A. C. : La première chose, c’est qu’il faut reprendre les liaisons avec les pays qui sont en première ligne pour lutter contre le terrorisme, c’est-à-dire, la Syrie, la Russie et l’Iran.

Il faut échanger avec les services de renseignement de ces trois pays, et de cette façon essayer de prévoir les préparatifs de ces terroristes. La deuxième chose c’est que la nébuleuse terroriste trouve ses chefs, ses organisateurs au Moyen-Orient, ou au moins ils ont des liens avec le Moyen-Orient, parce qu’ils doivent donner à des cellules dormants en Europe l’ordre d’attaquer. Tous ça est décentralisé, c’est pourquoi il faut un système renforcé de renseignement entre les différents services qui luttent contre le terrorisme, je répète, Syrie, Iran et Russie.

« Le fait qu’on tue un terroriste c’est une réaction qui satisfait l’opinion publique, mais il ne satisfait pas les services de renseignement »

Bien sûr, à l’intérieur de l’Europe, il faut aussi revoir nos échanges d’informations, nos échanges de renseignements, parce qu’ils ont le même problème : qu’un suspect en fuite, comme ce Tunisien, puisse préparer un attentat qu’il a perpétré à Berlin et traverser le territoire français et aller en Italie sans que les autorités, la police et les services de sécurité français n’aient pu l’arrêter.

Il faut revoir complètement le contrôle aux frontières, parce que c’est très mal fait. Pourquoi ce suspect, a-t-il été tué ? Je ne connais pas les circonstances, dans lesquelles ça s’est passé, mais si on l’interrogeait, on pourrait avoir beaucoup d’informations sur la façon dont il avait préparé son attentat.

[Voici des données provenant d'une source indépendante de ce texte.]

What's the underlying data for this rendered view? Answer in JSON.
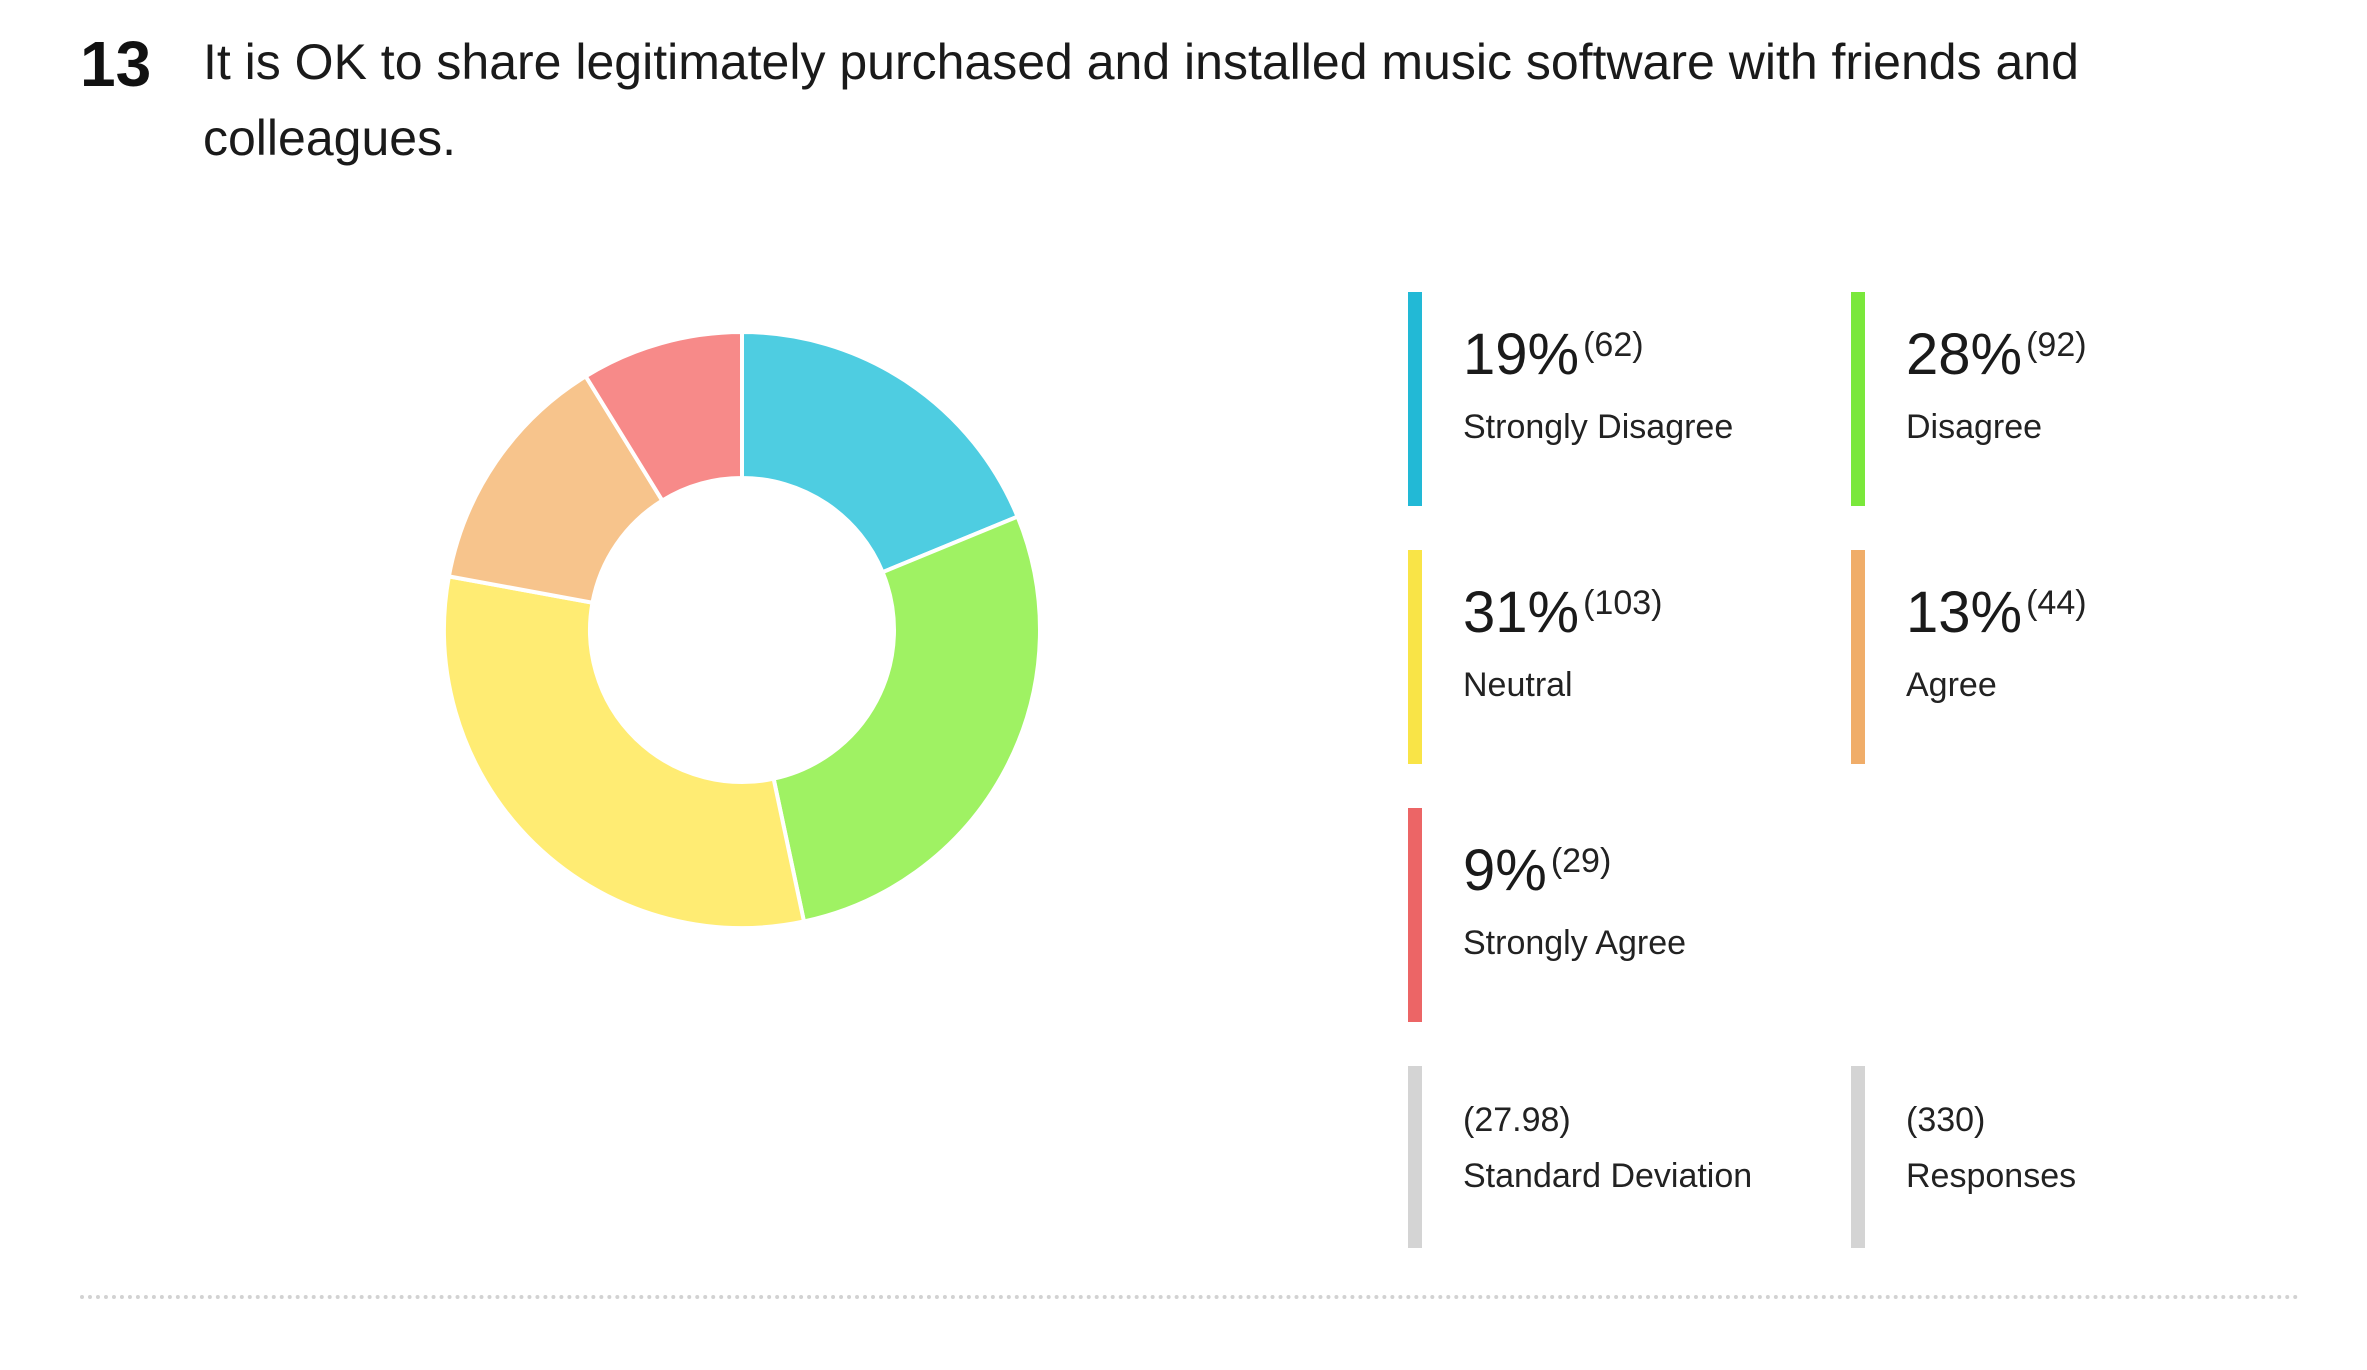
{
  "question": {
    "number": "13",
    "text": "It is OK to share legitimately purchased and installed music software with friends and colleagues."
  },
  "chart_data": {
    "type": "pie",
    "style": "donut",
    "categories": [
      "Strongly Disagree",
      "Disagree",
      "Neutral",
      "Agree",
      "Strongly Agree"
    ],
    "values": [
      62,
      92,
      103,
      44,
      29
    ],
    "percentages": [
      "19%",
      "28%",
      "31%",
      "13%",
      "9%"
    ],
    "counts": [
      "(62)",
      "(92)",
      "(103)",
      "(44)",
      "(29)"
    ],
    "colors": [
      "#4ecde1",
      "#9ff263",
      "#ffec73",
      "#f7c48c",
      "#f78a89"
    ],
    "legend_bar_colors": [
      "#22b9d6",
      "#7ae83b",
      "#f9e447",
      "#f0ad69",
      "#ec6566"
    ],
    "legend_position": "right"
  },
  "legend": {
    "items": [
      {
        "pct": "19%",
        "count": "(62)",
        "label": "Strongly Disagree"
      },
      {
        "pct": "28%",
        "count": "(92)",
        "label": "Disagree"
      },
      {
        "pct": "31%",
        "count": "(103)",
        "label": "Neutral"
      },
      {
        "pct": "13%",
        "count": "(44)",
        "label": "Agree"
      },
      {
        "pct": "9%",
        "count": "(29)",
        "label": "Strongly Agree"
      }
    ]
  },
  "stats": {
    "std_dev_value": "(27.98)",
    "std_dev_label": "Standard Deviation",
    "responses_value": "(330)",
    "responses_label": "Responses"
  }
}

RT France : Pensez-vous qu’il y a d’autres membres de ce réseau terroriste ?L’interrogatoire d’Anis Amri aurair pu permettre d’obtenir plus d’informations sur cet éventuel réseau ?

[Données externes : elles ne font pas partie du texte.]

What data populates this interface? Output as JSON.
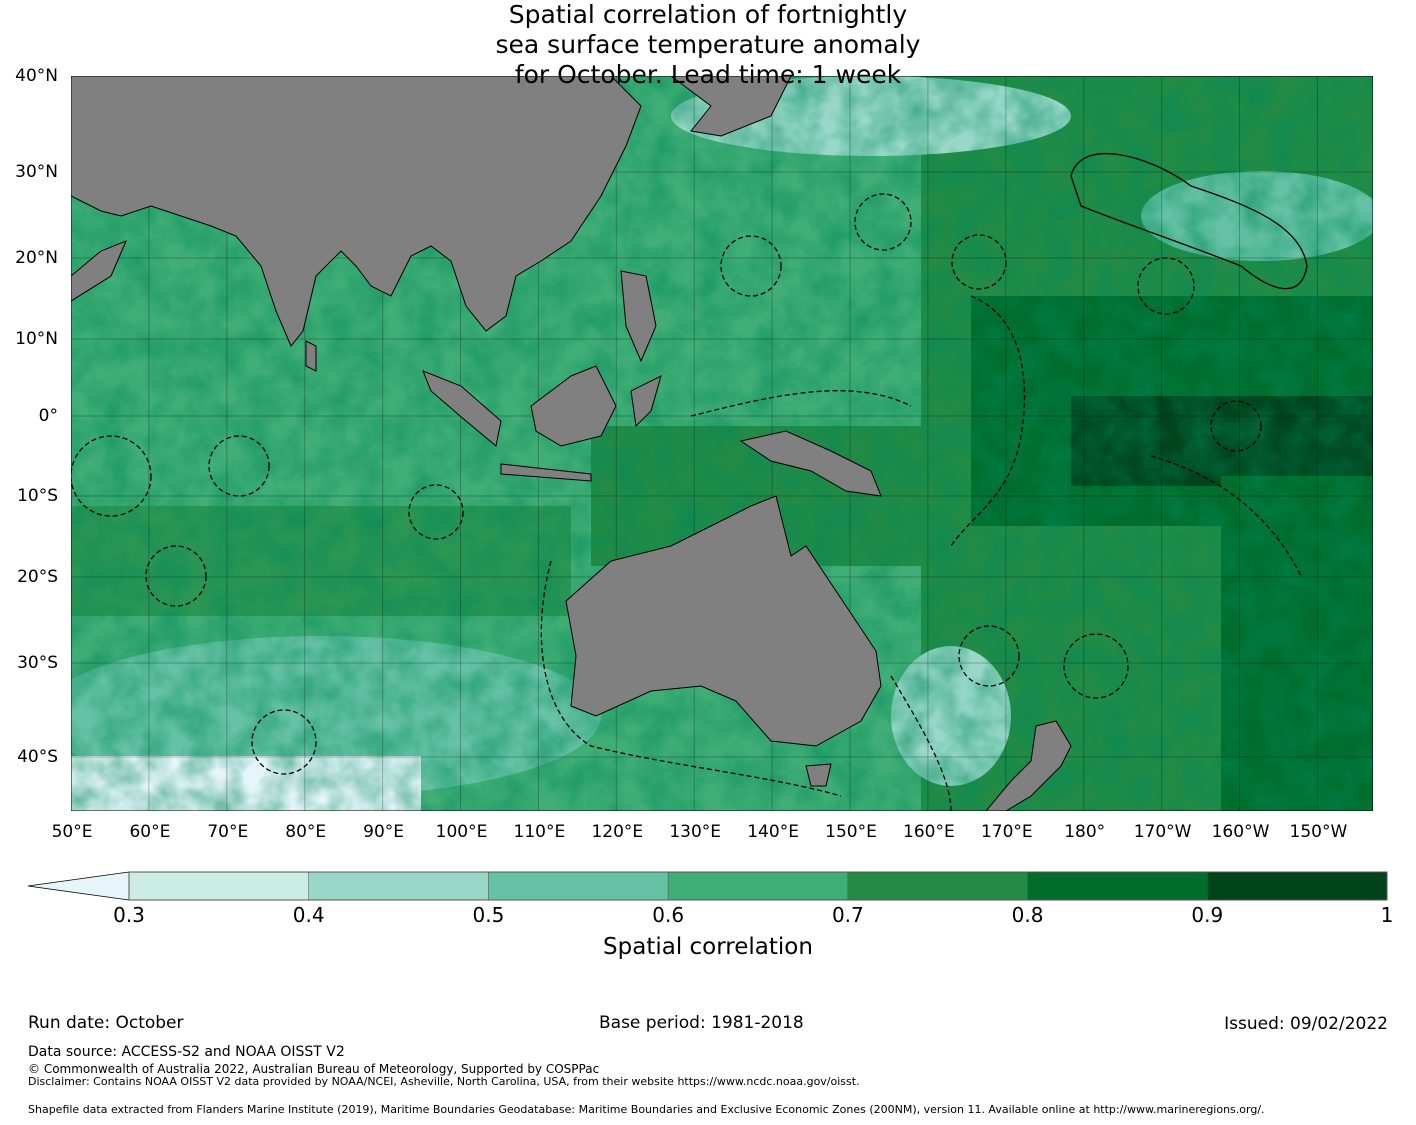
{
  "title": [
    "Spatial correlation of fortnightly",
    "sea surface temperature anomaly",
    "for October. Lead time: 1 week"
  ],
  "y_ticks": [
    "40°N",
    "30°N",
    "20°N",
    "10°N",
    "0°",
    "10°S",
    "20°S",
    "30°S",
    "40°S"
  ],
  "x_ticks": [
    "50°E",
    "60°E",
    "70°E",
    "80°E",
    "90°E",
    "100°E",
    "110°E",
    "120°E",
    "130°E",
    "140°E",
    "150°E",
    "160°E",
    "170°E",
    "180°",
    "170°W",
    "160°W",
    "150°W"
  ],
  "colorbar": {
    "label": "Spatial correlation",
    "ticks": [
      "0.3",
      "0.4",
      "0.5",
      "0.6",
      "0.7",
      "0.8",
      "0.9",
      "1"
    ],
    "colors": [
      "#e5f5f9",
      "#ccece6",
      "#99d8c9",
      "#66c2a4",
      "#41ae76",
      "#238b45",
      "#006d2c",
      "#00441b"
    ],
    "land_color": "#808080"
  },
  "footer": {
    "run_date": "Run date: October",
    "base_period": "Base period: 1981-2018",
    "issued": "Issued: 09/02/2022",
    "data_source": "Data source: ACCESS-S2 and NOAA OISST V2",
    "copyright": "© Commonwealth of Australia 2022, Australian Bureau of Meteorology, Supported by COSPPac",
    "disclaimer": "Disclaimer: Contains NOAA OISST V2 data provided by NOAA/NCEI, Asheville, North Carolina, USA, from their website https://www.ncdc.noaa.gov/oisst.",
    "shapefile": "Shapefile data extracted from Flanders Marine Institute (2019), Maritime Boundaries Geodatabase: Maritime Boundaries and Exclusive Economic Zones (200NM), version 11. Available online at http://www.marineregions.org/."
  }
}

A. C. : Oui. Le fait qu’on tue quelqu’un qui vient de commettre un attentat – c’est une réaction primaire qui satisfait l’opinion publique, mais, en même temps, il ne satisfait pas les services de renseignement. Si on interrogeait les gens qui viennent de commettre un attentat, on pourrait avoir des détails sur la façon dont ils s’organisent, c’est ça qui manque.

23 décembre 2016

Colonel Alain Corvez (cr) est un ancien conseiller du ministère de l’Intérieur, ancien conseiller du général commandant la Force des Nations unies déployée au Sud-Liban (FINUL), actuellement conseiller en stratégie internationale.